Por Mons de Segur
X. LA PRENSA LA REVOLUCIÓN
La prensa, en sí
misma, ni es buena, ni mala.
Es una poderosa invención, que tanto
puede servir para el bien como para el mal: todo depende del uso que se hace de
ella.
Preciso
es, sin embargo, confesar que a
consecuencia del pecado original, la prensa ha servido mucho mas para el mal
que para el bien, y que se abusa de ella en proporciones formidables.
En
nuestro siglo, la prensa es la gran
palanca de la Revolución.
Para
no hablar mas que del periodismo, que es el estado de la prensa mas activo y
mas influyente, nadie podrá negar que
los periódicos son el peligro mayor para los tronos y los altares. Sin
salir de Francia, sobre quinientos cincuenta periódicos, puede que no haya
treinta que sean verdaderamente cristianos. Por ochenta o cien mil lectores de
papeles públicos que respeten la fe, la Iglesia, el poder, los principios, hay
cinco o seis millones de hombres que
beben sin cesar el veneno destructor que
les ofrecen en abundancia los periódicos impíos.
Perdóneseme
esta comparación: la prensa es en manos
de la Revolución un gran aparato para formar los hombres a su gusto.
Cuando
se quiere enseñar a un canario un canto cualquiera, se le repite este canto
diez y veinte veces al día con un organillo ad
hoc. Los jefes del partido revolucionario, para formar lo que dicen la
opinión pública, para introducir en las cabezas sus fatales ideas, recurren a
la prensa; cada día dan vueltas a la llave del orgullo, cada día repiten en sus
periódicos el aire que quieren enseñar al público, pronto este lo canta como
los dichos canarios. Ahí tenéis la opinión pública.

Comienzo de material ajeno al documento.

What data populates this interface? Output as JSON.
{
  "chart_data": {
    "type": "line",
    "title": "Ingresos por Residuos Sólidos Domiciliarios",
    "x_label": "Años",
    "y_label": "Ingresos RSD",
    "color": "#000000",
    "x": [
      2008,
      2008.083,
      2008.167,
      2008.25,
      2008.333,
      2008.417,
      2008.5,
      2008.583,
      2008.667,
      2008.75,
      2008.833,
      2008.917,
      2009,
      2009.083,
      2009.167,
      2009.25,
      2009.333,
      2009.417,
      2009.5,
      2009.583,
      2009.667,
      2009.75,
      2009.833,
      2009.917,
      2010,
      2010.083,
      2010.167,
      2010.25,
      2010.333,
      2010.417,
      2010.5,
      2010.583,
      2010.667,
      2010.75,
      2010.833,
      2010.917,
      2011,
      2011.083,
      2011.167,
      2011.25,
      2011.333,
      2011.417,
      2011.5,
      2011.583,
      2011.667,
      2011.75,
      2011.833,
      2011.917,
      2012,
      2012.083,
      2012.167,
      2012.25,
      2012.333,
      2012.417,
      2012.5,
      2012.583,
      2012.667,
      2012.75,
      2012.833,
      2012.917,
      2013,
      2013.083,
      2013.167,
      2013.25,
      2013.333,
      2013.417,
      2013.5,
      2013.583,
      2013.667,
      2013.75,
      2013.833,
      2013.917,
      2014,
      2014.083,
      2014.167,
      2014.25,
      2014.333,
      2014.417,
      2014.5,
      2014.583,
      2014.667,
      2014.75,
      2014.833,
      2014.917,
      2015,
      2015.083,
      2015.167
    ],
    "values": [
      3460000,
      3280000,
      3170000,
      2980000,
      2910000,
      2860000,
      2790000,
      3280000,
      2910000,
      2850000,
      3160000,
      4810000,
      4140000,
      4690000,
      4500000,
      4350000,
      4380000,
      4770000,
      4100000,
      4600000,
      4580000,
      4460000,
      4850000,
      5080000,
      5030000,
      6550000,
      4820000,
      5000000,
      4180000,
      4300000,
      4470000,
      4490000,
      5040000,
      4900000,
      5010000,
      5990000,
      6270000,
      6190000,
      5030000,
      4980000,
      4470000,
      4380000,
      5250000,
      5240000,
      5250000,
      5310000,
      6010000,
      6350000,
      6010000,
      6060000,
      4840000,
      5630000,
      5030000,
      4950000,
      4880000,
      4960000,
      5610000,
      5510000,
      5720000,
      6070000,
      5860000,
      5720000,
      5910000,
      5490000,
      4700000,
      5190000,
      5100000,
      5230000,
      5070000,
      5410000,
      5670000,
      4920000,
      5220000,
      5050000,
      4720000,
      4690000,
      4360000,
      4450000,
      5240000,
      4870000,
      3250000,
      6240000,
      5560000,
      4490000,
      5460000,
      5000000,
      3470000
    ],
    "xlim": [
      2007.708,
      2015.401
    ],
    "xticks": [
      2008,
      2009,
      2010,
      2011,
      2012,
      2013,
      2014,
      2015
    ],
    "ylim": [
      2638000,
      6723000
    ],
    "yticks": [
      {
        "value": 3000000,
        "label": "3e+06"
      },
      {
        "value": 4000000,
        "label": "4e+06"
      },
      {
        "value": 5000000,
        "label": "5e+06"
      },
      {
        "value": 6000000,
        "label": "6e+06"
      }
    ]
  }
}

Para la Iglesia, que no quiere aprender este
aire, se emplea otro medio. La Revolución procura adormecerla. Pretende, como todos saben, que la Iglesia católica ya no está a la
altura del siglo. Con una bondad hipócrita finge querer armonizarla con las ideas modernas; pero en realidad
quiere matarla. Se acerca, pues, a la Iglesia y le presenta su pérfido
aparato, la prensa; le dice palabras dulces y hermosas le hace declaraciones piadosas,
y procura adormecer los guardianes de la fe. La Iglesia desconfía; el Papa y
los Obispos rehúsan tales lecciones. Entonces la Revolución arroja la máscara, trasforma su aparato en máquina de
guerra, y ataca de frente aquella enemiga que no ha podido adoctrinar ni ahogar.
Y
lo que digo del periodismo en Francia, debe decirse, quizá con mas razón, de
Inglaterra, Bélgica, Rusia, Alemania, Suiza, y sobretodo el Piemonte y de la
pobre Italia. Cerca de mil quinientos periódicos son los que diariamente ven la
luz del día en Europa; de este número, ¿cuántos hay que sean amigos verdaderos
de la Iglesia?
Se
comprende fácilmente que no puede ser de otro modo, si se penetra un poco en
los misterios de la redacción de los periódicos. Salvo algunas excepciones
honrosas, y por desgracia harto raras, los
periodistas de profesión ejercen un verdadero comercio, en detrimento del público.
No tienen ni convicciones religiosas ni
políticas; su conciencia está en su tintero, y venden la tinta al que más la
paga. Según el interés de su bolsillo, harto vacío regularmente por mala
conducta, pleitean con noble ardor por el pro y por el contra, riéndose de sus crédulos
lectores.
Halagan
al espíritu de oposición para aumentar el número de sus abonados, y los periódicos
mas malos y mas insulsos son a veces los que dan mejores resultados a sus
redactores. ¡Y estos son los maestros de la sociedad! ¡En qué manos ha venido a parar la conciencia pública! A impulso de las
sociedades secretas, el periodismo revolucionario hace guerra con todas sus
plumas a la Iglesia, y hará perder la fe en Europa, si Dios, en su
misericordia, no se apresura a desbaratar esta conspiración vasta e infernal.